Quels métaux et alliages le procédé TIP TIG peut-il souder ?
Aciers au carbone et inoxydables, duplex, alliages de nickel, titane, aluminium et joints plaqués — tout ce que le TIG soude, à très faible apport thermique.
Le TIP TIG soude tous les métaux que le TIG sait souder — mais ce qui compte, c’est la façon dont il les soude. Son faible apport thermique est ce qui protège la métallurgie sur les alliages exigeants : les nuances résistantes à la corrosion, l’aluminium, les faibles épaisseurs, les joints hétérogènes et plaqués où un excès de chaleur signifie un rebut. Voici où on l’utilise.
Aciers au carbone et faiblement alliés
Les métaux de tous les jours — aciers au carbone et faiblement alliés — se soudent vite et proprement, avec peu de déformation et sans laitier à piquer entre les passes. Les nuances résistantes au fluage comme le P91, sensibles à l’apport thermique et au traitement post-soudage, tirent directement profit du dépôt maîtrisé et à faible chaleur du TIP TIG.

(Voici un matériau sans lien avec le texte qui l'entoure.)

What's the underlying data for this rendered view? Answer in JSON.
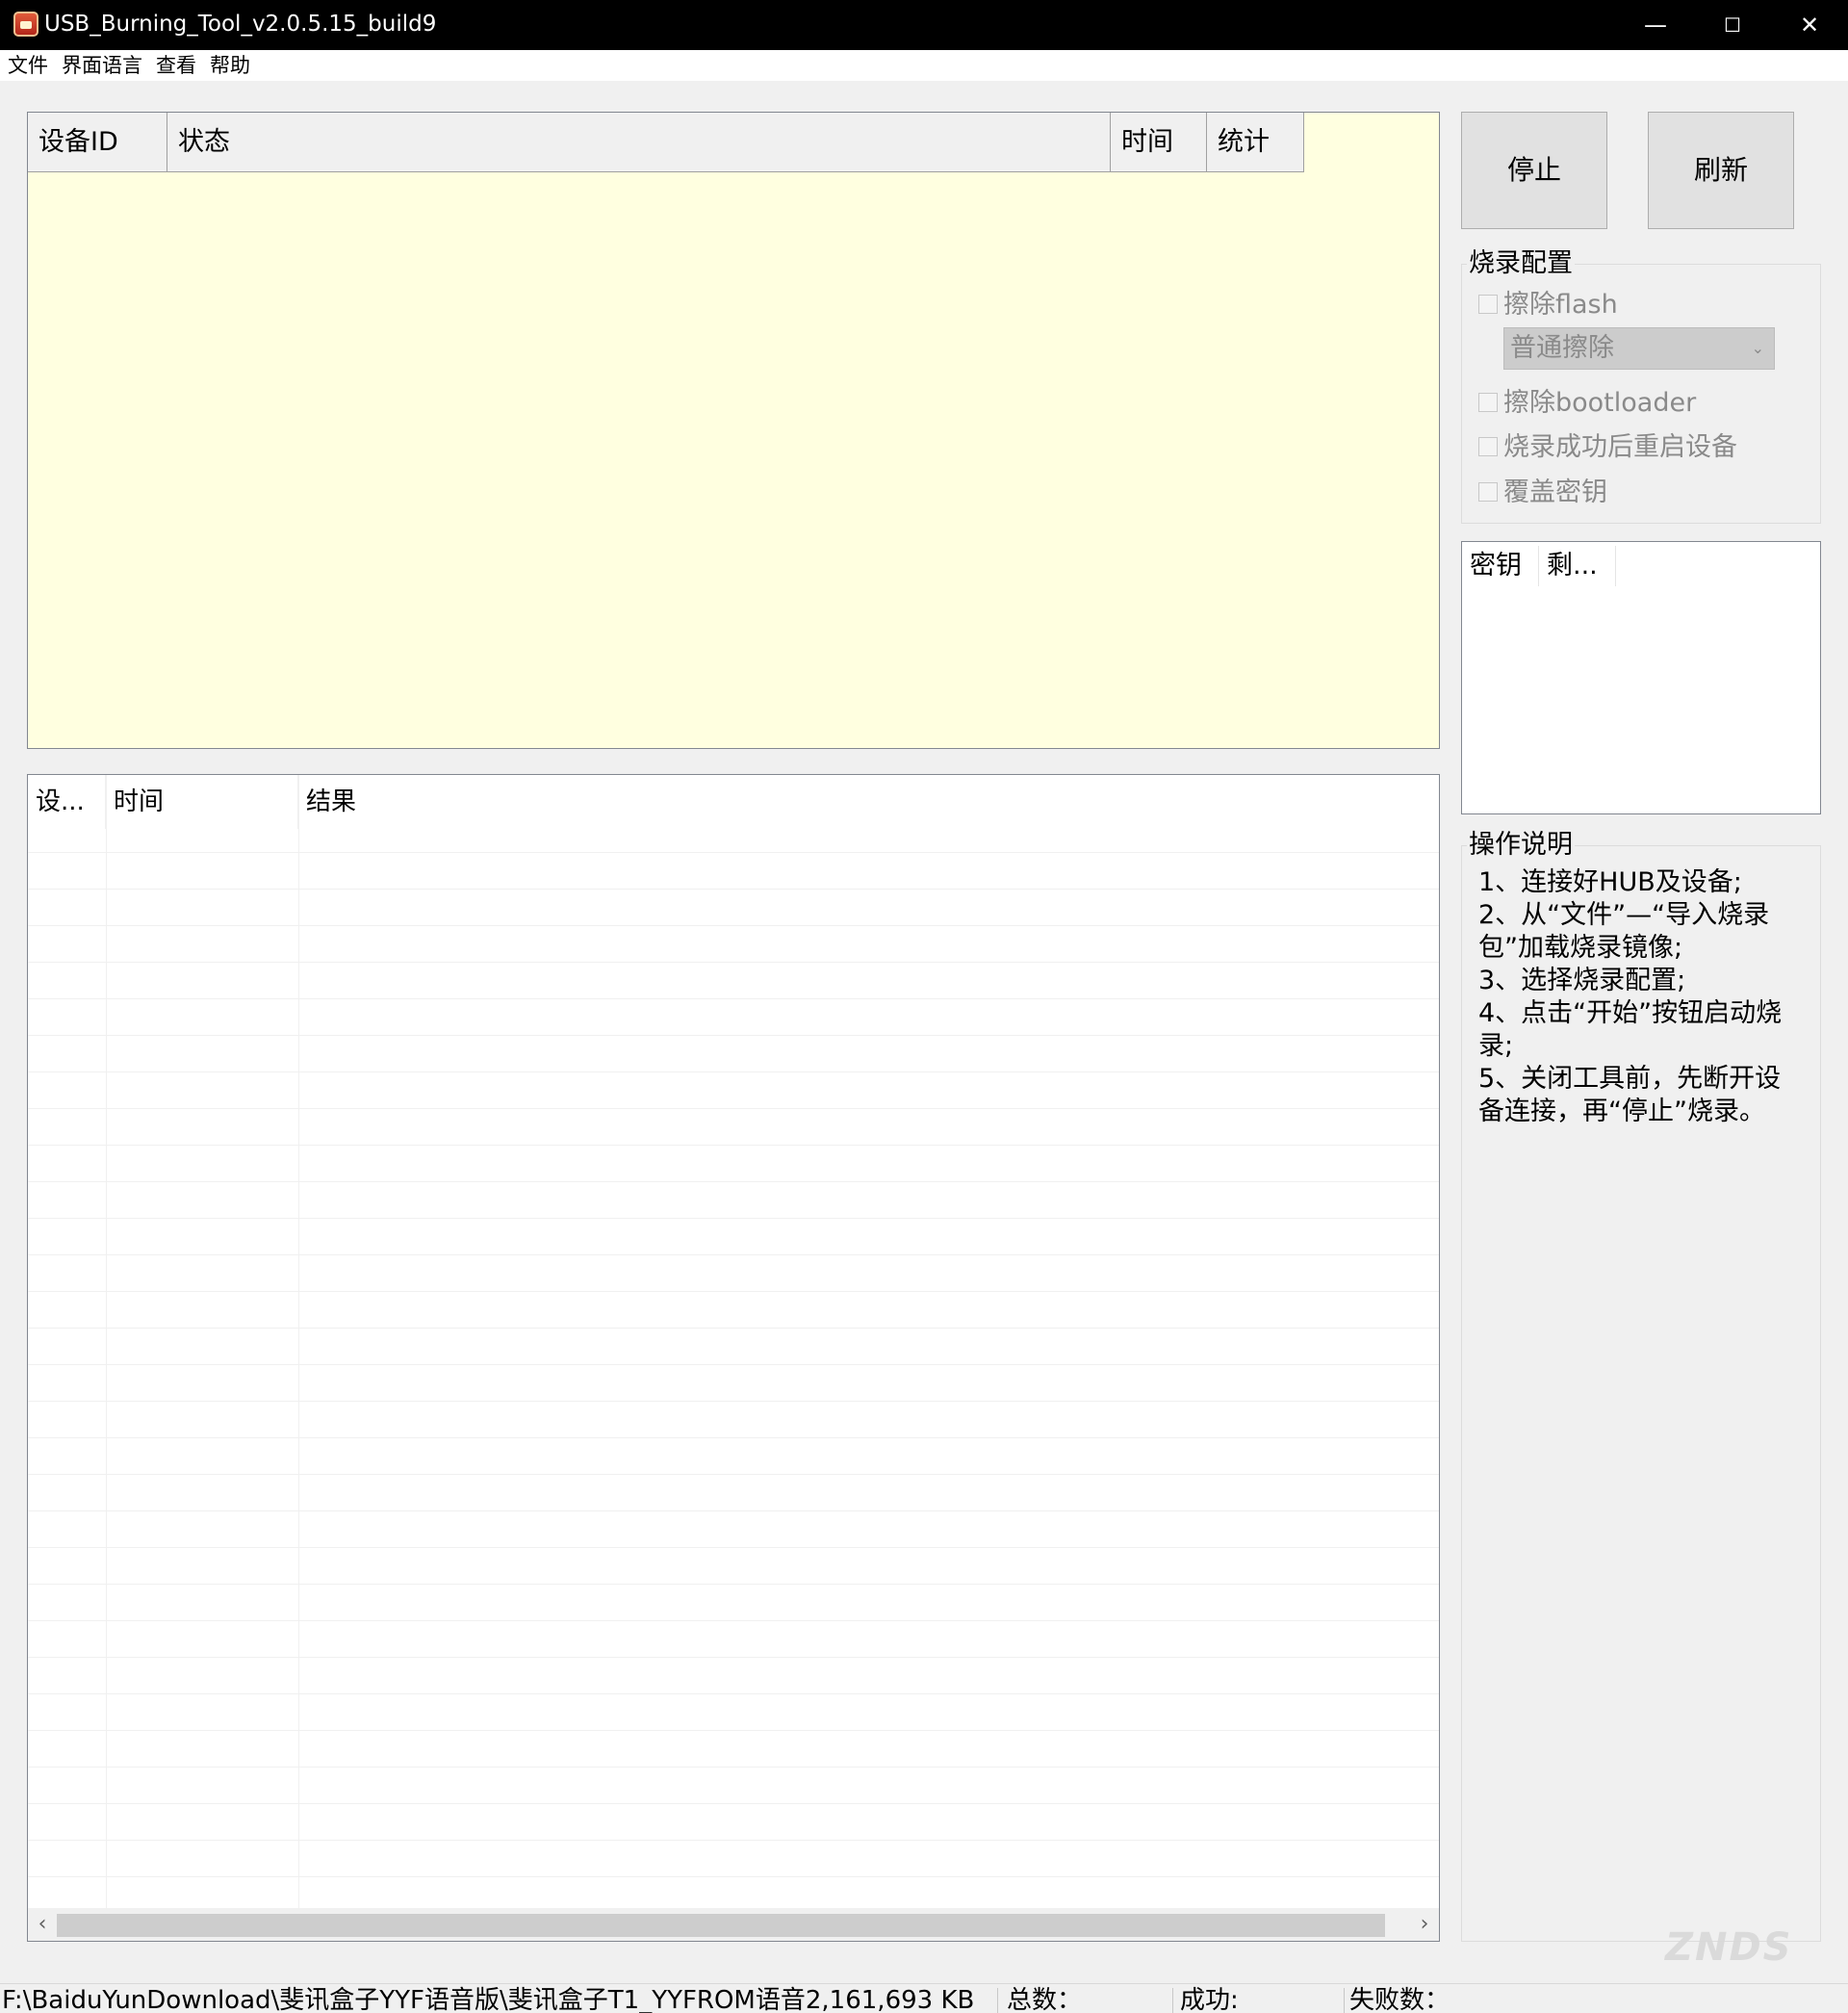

Acier inoxydable et duplex
C’est là que le faible apport thermique fait toute la différence. Sur l’acier inoxydable — et surtout sur les duplex et super-duplex, plus difficiles à travailler — un excès de chaleur sensibilise le matériau et fait perdre de la résistance à la corrosion. Le TIP TIG maintient une zone affectée thermiquement réduite et préserve les propriétés de l’alliage, avec une uniformité de soudure même sur les nuances délicates. Il couvre toute la gamme des tubes, de la faible à la forte épaisseur (SCH 10 à SCH 160), et jusqu’à environ 1 mm d’épaisseur de paroi en automatisé, selon l’accostage.
Alliages de nickel
Les alliages à base de nickel — Inconel 625, Hastelloy 276 — sont un terrain de prédilection du TIP TIG, aussi bien en soudure massive qu’en rechargement anticorrosion. Le TIP TIG s’emploie pour le plaquage Inconel intérieur et extérieur et les tubes gainés CRA, où le faible apport thermique limite la dilution et protège la couche plaquée. C’est exactement le joint au cœur de l’étude de cas du pipeline sous-marin CNOOC, et le fondement du rechargement par TIP TIG.
Aluminium
L’aluminium est l’une des applications où le TIP TIG excelle particulièrement — et l’un des métaux les plus difficiles à bien souder. Sa forte conductivité thermique évacue la chaleur hors du joint, son oxyde de surface et l’hydrogène dissous favorisent la porosité, et les faibles épaisseurs se déforment au moindre excès de chaleur. Le TIP TIG répond aux trois à la fois : le fil à oscillation mécanique offre un excellent contrôle du bain de fusion et un bon mouillage, l’avance dynamique agite le bain pour l’aider à dégazer et limiter la porosité, et l’apport thermique faible et maîtrisé réduit la déformation — le tout avec une qualité TIG irréprochable sous argon 100 %. Résultat : des soudures d’aluminium saines, à faible porosité, avec le niveau de contrôle que l’aluminium refuse d’ordinaire.
Titane
Le titane exige propreté et maîtrise stricte de la chaleur. L’arc argon propre et le faible apport thermique du TIP TIG lui conviennent parfaitement — des soudures de titane saines sont réalisables avec une signature thermique exceptionnellement basse.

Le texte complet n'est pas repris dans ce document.